De l’imprévoyance des caisses de pension
«Une personne qui se trouve au début de sa vie professionnelle investit involontairement chaque mois au moins 5% de son fonds de prévoyance dans des entreprises qui auront largement détruit les forêts tropicales d’ici à sa retraite, si on ne les arrête pas avant.» Ce constat, aussi paradoxal que glaçant, est celui tiré par Greenpeace. Dans une étude parue en août, l’ONG pointe du doigt les caisses de pension suisses et leurs (ir)responsabilités dans la catastrophe climatique en cours. Elle rappelle que ces acteurs financiers, aux côtés des législateurs, pourraient jouer un rôle clé pour obtenir et accélérer la transition urgente des entreprises, puisqu’ils financent leurs activités. En 2021, selon les estimations de Greenpeace – qui dénonce en passant le manque de transparence notoire des institutions –, les caisses de pension suisses ont investi plus de 60 milliards de francs dans des sociétés responsables de la déforestation actives dans les secteurs de l’élevage, de cultures de fourrage, d’huile de palme, ou encore des mines. Cela correspond à près de 5% des fonds de prévoyance suisses.

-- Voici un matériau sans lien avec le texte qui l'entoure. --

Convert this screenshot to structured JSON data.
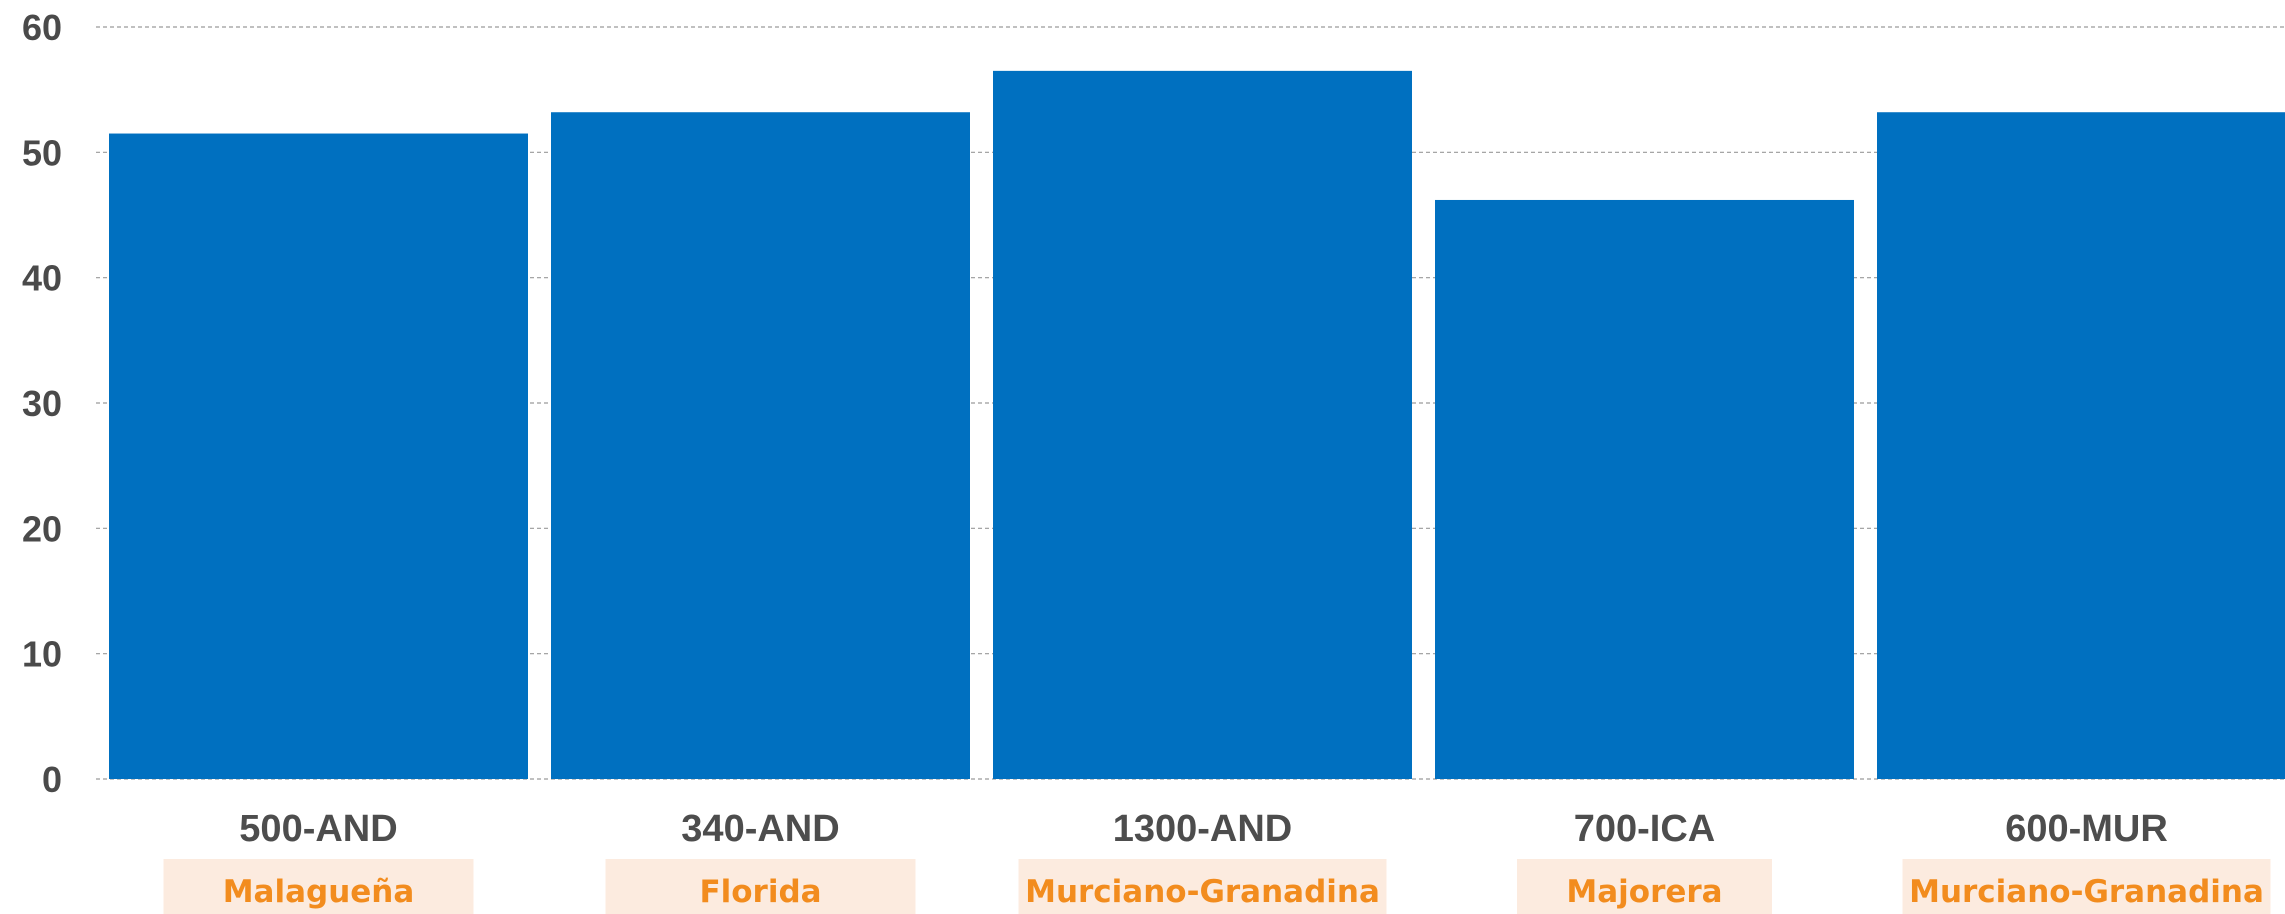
{
  "chart_data": {
    "type": "bar",
    "categories": [
      "500-AND",
      "340-AND",
      "1300-AND",
      "700-ICA",
      "600-MUR"
    ],
    "sublabels": [
      "Malagueña",
      "Florida",
      "Murciano-Granadina",
      "Majorera",
      "Murciano-Granadina"
    ],
    "values": [
      51.5,
      53.2,
      56.5,
      46.2,
      53.2
    ],
    "ylim": [
      0,
      60
    ],
    "yticks": [
      0,
      10,
      20,
      30,
      40,
      50,
      60
    ],
    "grid": true,
    "title": "",
    "xlabel": "",
    "ylabel": ""
  },
  "colors": {
    "bar": "#0070c0",
    "grid": "#9a9a9a",
    "tick_text": "#4a4a4a",
    "category_text": "#4d4d4d",
    "sublabel_text": "#f28c1e",
    "sublabel_bg": "#fcebdf"
  }
}
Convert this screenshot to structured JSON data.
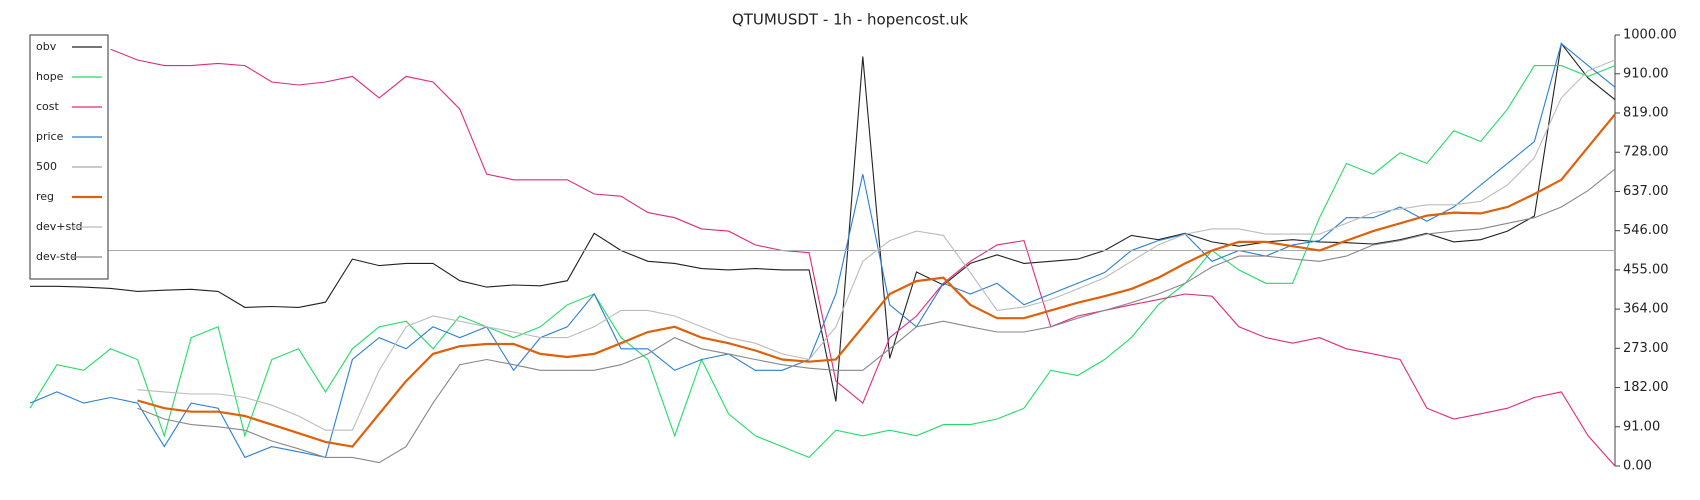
{
  "chart_data": {
    "type": "line",
    "title": "QTUMUSDT - 1h - hopencost.uk",
    "ylim": [
      0,
      1000
    ],
    "yticks": [
      {
        "value": 0,
        "label": "0.00"
      },
      {
        "value": 91,
        "label": "91.00"
      },
      {
        "value": 182,
        "label": "182.00"
      },
      {
        "value": 273,
        "label": "273.00"
      },
      {
        "value": 364,
        "label": "364.00"
      },
      {
        "value": 455,
        "label": "455.00"
      },
      {
        "value": 546,
        "label": "546.00"
      },
      {
        "value": 637,
        "label": "637.00"
      },
      {
        "value": 728,
        "label": "728.00"
      },
      {
        "value": 819,
        "label": "819.00"
      },
      {
        "value": 910,
        "label": "910.00"
      },
      {
        "value": 1000,
        "label": "1000.00"
      }
    ],
    "legend": "upper left",
    "series": [
      {
        "name": "obv",
        "color": "#222222",
        "values": [
          417,
          417,
          415,
          412,
          405,
          408,
          410,
          405,
          368,
          370,
          368,
          380,
          480,
          465,
          470,
          470,
          430,
          415,
          420,
          418,
          430,
          540,
          500,
          475,
          470,
          458,
          455,
          458,
          455,
          455,
          150,
          950,
          250,
          450,
          420,
          470,
          490,
          470,
          475,
          480,
          500,
          535,
          525,
          540,
          520,
          510,
          520,
          525,
          520,
          518,
          515,
          525,
          540,
          520,
          525,
          545,
          580,
          980,
          900,
          850
        ]
      },
      {
        "name": "hope",
        "color": "#22dd66",
        "values": [
          134,
          235,
          222,
          272,
          247,
          70,
          298,
          323,
          70,
          247,
          272,
          172,
          272,
          323,
          336,
          272,
          348,
          323,
          298,
          323,
          374,
          399,
          298,
          247,
          70,
          247,
          121,
          70,
          45,
          20,
          83,
          70,
          83,
          70,
          96,
          96,
          109,
          134,
          222,
          210,
          247,
          298,
          374,
          424,
          500,
          455,
          424,
          424,
          576,
          702,
          677,
          727,
          702,
          778,
          753,
          828,
          929,
          929,
          904,
          929
        ]
      },
      {
        "name": "cost",
        "color": "#e02a7c",
        "values": [
          null,
          null,
          null,
          967,
          942,
          929,
          929,
          934,
          929,
          891,
          884,
          891,
          904,
          854,
          904,
          891,
          828,
          677,
          664,
          664,
          664,
          631,
          626,
          588,
          576,
          550,
          545,
          513,
          500,
          495,
          197,
          146,
          298,
          348,
          424,
          475,
          513,
          523,
          323,
          348,
          361,
          374,
          386,
          399,
          394,
          323,
          298,
          285,
          298,
          272,
          260,
          247,
          134,
          109,
          121,
          134,
          159,
          172,
          70,
          0
        ]
      },
      {
        "name": "price",
        "color": "#2a7fd4",
        "values": [
          146,
          172,
          146,
          159,
          146,
          45,
          146,
          134,
          20,
          45,
          33,
          20,
          247,
          298,
          272,
          323,
          298,
          323,
          222,
          298,
          323,
          399,
          272,
          272,
          222,
          247,
          260,
          222,
          222,
          247,
          399,
          677,
          374,
          323,
          424,
          399,
          424,
          374,
          399,
          424,
          449,
          500,
          523,
          538,
          475,
          500,
          487,
          513,
          523,
          576,
          576,
          601,
          568,
          601,
          652,
          702,
          753,
          980,
          929,
          879
        ]
      },
      {
        "name": "500",
        "color": "#aaaaaa",
        "values": [
          500,
          500,
          500,
          500,
          500,
          500,
          500,
          500,
          500,
          500,
          500,
          500,
          500,
          500,
          500,
          500,
          500,
          500,
          500,
          500,
          500,
          500,
          500,
          500,
          500,
          500,
          500,
          500,
          500,
          500,
          500,
          500,
          500,
          500,
          500,
          500,
          500,
          500,
          500,
          500,
          500,
          500,
          500,
          500,
          500,
          500,
          500,
          500,
          500,
          500,
          500,
          500,
          500,
          500,
          500,
          500,
          500,
          500,
          500,
          500
        ]
      },
      {
        "name": "reg",
        "color": "#e0600a",
        "values": [
          null,
          null,
          null,
          null,
          152,
          134,
          126,
          126,
          116,
          96,
          76,
          56,
          45,
          121,
          197,
          260,
          278,
          283,
          283,
          260,
          253,
          260,
          285,
          311,
          323,
          298,
          285,
          268,
          247,
          242,
          247,
          323,
          399,
          429,
          437,
          374,
          343,
          343,
          361,
          379,
          394,
          411,
          437,
          470,
          500,
          520,
          520,
          510,
          500,
          523,
          545,
          563,
          581,
          588,
          586,
          601,
          631,
          664,
          740,
          816
        ]
      },
      {
        "name": "dev+std",
        "color": "#bbbbbb",
        "values": [
          null,
          null,
          null,
          null,
          177,
          172,
          167,
          167,
          159,
          141,
          116,
          83,
          83,
          222,
          323,
          348,
          336,
          323,
          311,
          298,
          298,
          323,
          361,
          361,
          348,
          323,
          298,
          285,
          260,
          247,
          323,
          475,
          523,
          545,
          535,
          449,
          361,
          369,
          386,
          411,
          437,
          475,
          513,
          538,
          550,
          550,
          538,
          538,
          538,
          563,
          588,
          596,
          606,
          606,
          614,
          652,
          715,
          854,
          917,
          942
        ]
      },
      {
        "name": "dev-std",
        "color": "#888888",
        "values": [
          null,
          null,
          null,
          null,
          134,
          109,
          96,
          91,
          83,
          58,
          40,
          20,
          20,
          8,
          45,
          146,
          235,
          247,
          235,
          222,
          222,
          222,
          235,
          260,
          298,
          272,
          260,
          247,
          235,
          227,
          222,
          222,
          272,
          323,
          336,
          323,
          311,
          311,
          323,
          343,
          361,
          379,
          399,
          424,
          462,
          487,
          487,
          480,
          475,
          487,
          513,
          523,
          538,
          545,
          550,
          563,
          576,
          601,
          639,
          689
        ]
      }
    ]
  }
}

Sans compter les émissions de gaz à effet de serre et autres polluants des activités susmentionnées, elles génèrent également la destruction de la biodiversité extraordinaire présente dans les forêts tropicales, et bouleversent la vie des populations autochtones. De surcroît, la disparition des forêts accélère le réchauffement climatique puisqu’en abattant les arbres, ceux-ci relâchent leur stock de carbone et ne peuvent plus en capter. L’Amazonie serait déjà à un point de bascule. Mise à mal par les coupes climaticides, la forêt disparaît mais aussi s’assèche. Au point que «le poumon vert» de la planète pourrait se transformer en triste steppe. Une vision de fin du monde. D’où la nécessité, plaide Greenpeace, d’imposer de «nouveaux modèles d’affaires qui protègent les forêts au lieu de les détruire, et qui proposent d’autres sources de revenus aux éleveurs et aux producteurs d’huile de palme» entre autres travailleurs. Les investisseurs, dont les caisses de pension suisses mais aussi les banques et la BNS, ont donc un rôle central à jouer en tant qu’actionnaires.
Greenpeace n’est pas la seule à dénoncer les politiques d’investissements des caisses de pension. Depuis des années, l’Alliance climatique suisse leur demande de renoncer à leurs placements dans les énergies fossiles, dangereux pour les écosystèmes, mais aussi pour les retraites. «Le déclin économique des industries du charbon, du pétrole et du gaz fossile fait fondre les capitaux-épargne. Les investissements dans les énergies fossiles ne sont donc pas seulement un risque pour le climat, mais aussi pour les retraites», indique l’organisation forte de 140 membres, dont l’Union syndicale suisse. Un décarbonage massif et réel des portefeuilles est donc urgent, tout comme l’investissement dans des projets respectueux de l’environnement. En toute transparence et sans greenwashing.